Current research in the Bioinformatics Group leads to the design, development and assessment of computational tools to explore data in all these categories. In an effort to be well grounded in application areas, we collaborate with biologists to study the practical usefulness of the methods we develop. Here is a brief overview of some of our current research interests.
- Biocomputation and nanocomputation by self-assembly
- Comparative genomics
- Genome analysis including statistical methods for gene prediction
- Inference of inheritance patterns of mutations (called haplotype inference)
- Knowledge inference from biomedical literature
- Mass spectrometry data analysis
- Protein function prediction
- Protein structure prediction, including complete 3D structures and binding sites
- Software and theory of homology search and motif discovery
At the risk of oversimplification, we may view bioinformatics data as dealing with sequence, structure and function. The Bioinformatics Group has made a particularly strong impact in the area of sequence analysis. This includes both theoretical studies and the development of application software to process sequences. For example the PatternHunter program [Bin Ma, J. Tromp, Ming Li, PatternHunter: Faster and more sensitive homology search. Bioinformatics, 18:3(2002), 440–5] was used in the initial sequencing and comparative analyses of the mouse genome [many authors, including Dan Brown, Ming Li and Bin Ma, Nature, December 5, 2002] and the rat genome [many authors, including Bin Ma].
Determining the structure of a protein provides important information on its function and interactions, and is crucial for a full understanding of the role played by the protein within a cell.

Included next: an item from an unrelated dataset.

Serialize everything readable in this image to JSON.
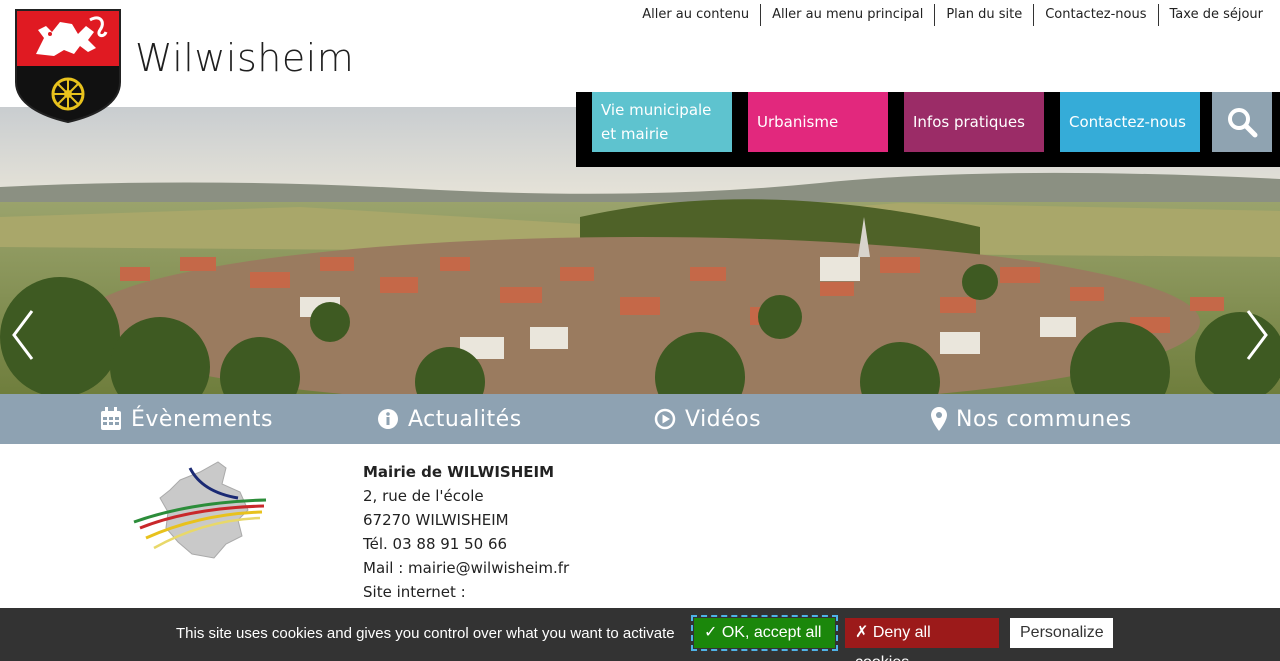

Current research involves development of methods to predict protein structure from amino acid sequence, using a combination of computational and biochemical techniques. Two computational aspects of this problem are the development of scoring functions capable of recognizing correctly folded proteins, and the development of search algorithms for exploring the folding space of proteins. A key achievement in this area is the development of a scoring function able to accurately recognize native protein structures (McConkey et al., Proc. Natl. Acad. Sci. U.S.A., Vol. 100, no. 6, Mar. 18, 2003, pp. 3215-3220). Another significant accomplishment has been the success of the RAPTOR program, which was ranked top among individual automatic protein 3D structure prediction servers at the recent CAFASP3 competition. Information on RAPTOR can be found in J. Xu and M. Li, Assessing RAPTOR's new linear programming approach for fold recognition in CAFASP3. PROTEINS: Structure, Function, and Genetics, 53(S6), Oct. 2003, pp. 579–84.
Modern health and agricultural research requires the high-throughput identification of proteins from biological samples. Mass spectrometry (MS) and tandem mass spectrometry (MS/MS) have become the standard experimental methods for protein identification. The complexity and size of the mass spectrometry data exclude the possibility of manual interpretation. With novel algorithm (B. Ma, K. Zhang, C. Liang. An Effective Algorithm for the Peptide De Novo Sequencing from MS/MS Spectrum. JCSS 70, 2005, pp. 418-430), we developed the PEAKS software (B. Ma et al. PEAKS: Powerful Software for Peptide De Novo Sequencing by Tandem Mass Spectrometry. Rapid Communication in Mass Spectrometry 17(20), 2003, pp. 2337–42) for peptide de novo sequencing and protein identification from tandem mass spectrometry data. The software is being used worldwide in several hundreds of research institutes and has become the industrial standard software for peptide de novo sequencing.
We have also investigated large-scale duplication in the history of the flowering plant Arabidopsis thaliana (T. Vision, D. Brown, S. Tanksley. The origins of genome duplication in Arabidopsis. Science 290, 2000, pp. 2114-2117), and in the human genome as part of the Human Genome Project, as reported in the original paper announcing the draft human genome sequence (International Human Genome Sequencing Consortium. Initial sequencing and analysis of the human genome. Nature 409, 2001, pp. 860–921).